Here's an excerpt from my environment.yml:
name: my-project
channels:
- pytorch-nightly
- defaults
dependencies:
- pytorch=1.13.0.*
- pip:
- https://github.com/explosion/spacy-models/releases/download/nb_core_news_md-3.3.0/nb_core_news_md-3.3.0-py3-none-any.whl
prefix: ~/opt/miniconda3/envs/my-project
When I create my environment (conda env create -f environment.yml) and re-export it to environment.yml (conda env export > environment.yml), the file gets changed:
name: my-project
channels:
- pytorch-nightly
- defaults
dependencies:
- pytorch=1.13.0.dev20220614=py3.9_0
- pip:
- nb-core-news-md==3.3.0
prefix: ~/opt/miniconda3/envs/my-project
Then, when I re-create my environment the next day, Conda complains that pytorch=1.13.0.dev20220614=py3.9_0 does not exist because it was replaced by a new PyTorch Preview (Nightly) build. dev20220614=py3.9_0 is no longer available.

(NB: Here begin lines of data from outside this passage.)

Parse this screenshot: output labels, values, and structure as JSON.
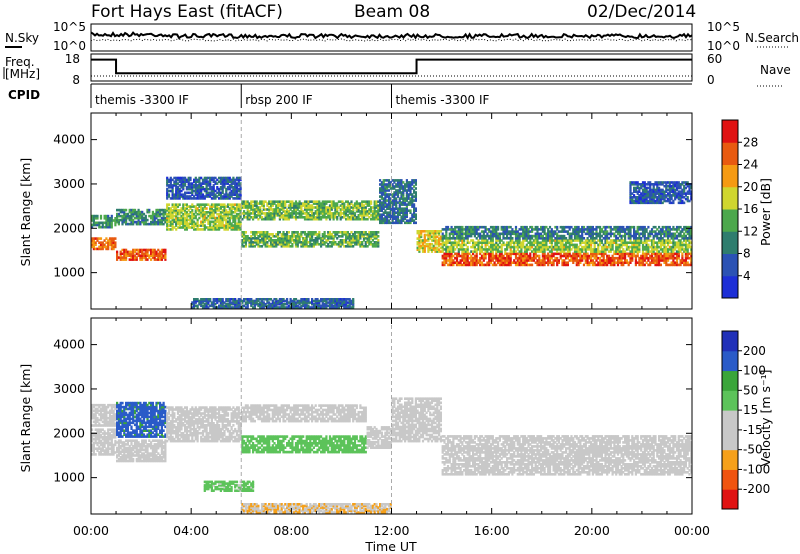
{
  "header": {
    "station": "Fort Hays East (fitACF)",
    "beam": "Beam 08",
    "date": "02/Dec/2014"
  },
  "nsky_panel": {
    "left_label": "N.Sky",
    "right_label": "N.Search",
    "left_ticks": [
      "10^5",
      "10^0"
    ],
    "right_ticks": [
      "10^5",
      "10^0"
    ]
  },
  "freq_panel": {
    "left_label_line1": "Freq.",
    "left_label_line2": "[MHz]",
    "right_label": "Nave",
    "left_ticks": [
      "18",
      "8"
    ],
    "right_ticks": [
      "60",
      "0"
    ],
    "freq_mhz_steps": [
      [
        0.0,
        16.5
      ],
      [
        1.0,
        10.8
      ],
      [
        13.0,
        16.5
      ],
      [
        24.0,
        16.5
      ]
    ],
    "nave_level": 10
  },
  "cpid_panel": {
    "label": "CPID",
    "segments": [
      {
        "start_hour": 0.0,
        "end_hour": 6.0,
        "name": "themis -3300 IF"
      },
      {
        "start_hour": 6.0,
        "end_hour": 12.0,
        "name": "rbsp 200 IF"
      },
      {
        "start_hour": 12.0,
        "end_hour": 24.0,
        "name": "themis -3300 IF"
      }
    ]
  },
  "chart_data": [
    {
      "type": "heatmap",
      "panel": "power",
      "ylabel": "Slant Range [km]",
      "yticks": [
        "1000",
        "2000",
        "3000",
        "4000"
      ],
      "ylim": [
        180,
        4600
      ],
      "xlim": [
        0,
        24
      ],
      "colorbar": {
        "label": "Power [dB]",
        "tick_labels": [
          "4",
          "8",
          "12",
          "16",
          "20",
          "24",
          "28"
        ],
        "colors": [
          "#1d2fd6",
          "#2b52b4",
          "#2f7d6e",
          "#4da84c",
          "#cfd62f",
          "#f59a12",
          "#e85a10",
          "#e01212"
        ],
        "range": [
          0,
          30
        ]
      },
      "bands": [
        {
          "t0": 0.0,
          "t1": 1.0,
          "r_center": 1650,
          "half_width": 140,
          "value": 23
        },
        {
          "t0": 0.0,
          "t1": 1.0,
          "r_center": 2150,
          "half_width": 150,
          "value": 11
        },
        {
          "t0": 1.0,
          "t1": 3.0,
          "r_center": 1400,
          "half_width": 130,
          "value": 24
        },
        {
          "t0": 1.0,
          "t1": 3.0,
          "r_center": 2250,
          "half_width": 180,
          "value": 10
        },
        {
          "t0": 3.0,
          "t1": 6.0,
          "r_center": 2250,
          "half_width": 300,
          "value": 15
        },
        {
          "t0": 3.0,
          "t1": 6.0,
          "r_center": 2900,
          "half_width": 250,
          "value": 6
        },
        {
          "t0": 6.0,
          "t1": 11.5,
          "r_center": 2400,
          "half_width": 220,
          "value": 14
        },
        {
          "t0": 6.0,
          "t1": 11.5,
          "r_center": 1750,
          "half_width": 180,
          "value": 13
        },
        {
          "t0": 11.5,
          "t1": 13.0,
          "r_center": 2600,
          "half_width": 500,
          "value": 8
        },
        {
          "t0": 13.0,
          "t1": 14.0,
          "r_center": 1700,
          "half_width": 250,
          "value": 18
        },
        {
          "t0": 14.0,
          "t1": 24.0,
          "r_center": 1300,
          "half_width": 150,
          "value": 25
        },
        {
          "t0": 14.0,
          "t1": 24.0,
          "r_center": 1600,
          "half_width": 150,
          "value": 15
        },
        {
          "t0": 14.0,
          "t1": 24.0,
          "r_center": 1900,
          "half_width": 150,
          "value": 9
        },
        {
          "t0": 21.5,
          "t1": 24.0,
          "r_center": 2800,
          "half_width": 250,
          "value": 6
        },
        {
          "t0": 4.0,
          "t1": 10.5,
          "r_center": 300,
          "half_width": 110,
          "value": 7
        }
      ]
    },
    {
      "type": "heatmap",
      "panel": "velocity",
      "ylabel": "Slant Range [km]",
      "xlabel": "Time UT",
      "yticks": [
        "1000",
        "2000",
        "3000",
        "4000"
      ],
      "xticks": [
        "00:00",
        "04:00",
        "08:00",
        "12:00",
        "16:00",
        "20:00",
        "00:00"
      ],
      "ylim": [
        180,
        4600
      ],
      "xlim": [
        0,
        24
      ],
      "colorbar": {
        "label": "Velocity [m s⁻¹]",
        "tick_labels": [
          "-200",
          "-100",
          "-50",
          "-15",
          "15",
          "50",
          "100",
          "200"
        ],
        "colors": [
          "#e01212",
          "#f0540f",
          "#f5a01a",
          "#c8c8c8",
          "#c8c8c8",
          "#5cc35a",
          "#3aa53a",
          "#2a5bc8",
          "#2030b8"
        ],
        "range": [
          -250,
          250
        ]
      },
      "bands": [
        {
          "t0": 0.0,
          "t1": 1.0,
          "r_center": 1800,
          "half_width": 300,
          "value": -30
        },
        {
          "t0": 0.0,
          "t1": 1.0,
          "r_center": 2400,
          "half_width": 250,
          "value": 0
        },
        {
          "t0": 1.0,
          "t1": 3.0,
          "r_center": 2300,
          "half_width": 400,
          "value": 150
        },
        {
          "t0": 1.0,
          "t1": 3.0,
          "r_center": 1600,
          "half_width": 250,
          "value": 0
        },
        {
          "t0": 3.0,
          "t1": 6.0,
          "r_center": 2200,
          "half_width": 400,
          "value": 0
        },
        {
          "t0": 6.0,
          "t1": 11.0,
          "r_center": 2450,
          "half_width": 200,
          "value": 0
        },
        {
          "t0": 6.0,
          "t1": 11.0,
          "r_center": 1750,
          "half_width": 200,
          "value": 45
        },
        {
          "t0": 11.0,
          "t1": 12.0,
          "r_center": 1900,
          "half_width": 250,
          "value": -60
        },
        {
          "t0": 12.0,
          "t1": 14.0,
          "r_center": 2300,
          "half_width": 500,
          "value": 0
        },
        {
          "t0": 14.0,
          "t1": 24.0,
          "r_center": 1500,
          "half_width": 450,
          "value": 0
        },
        {
          "t0": 4.5,
          "t1": 6.5,
          "r_center": 800,
          "half_width": 120,
          "value": 40
        },
        {
          "t0": 6.0,
          "t1": 12.0,
          "r_center": 300,
          "half_width": 110,
          "value": -80
        }
      ]
    }
  ]
}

Conda also complains that nb-core-news-md==3.3.0 does not exist. It was installed via a URL directly to the whl. That URL was removed from the environment.yml.
How can I prevent conda env export from changing these two dependencies? I still want Conda to lock down the specifics for all other dependencies, just not for these two.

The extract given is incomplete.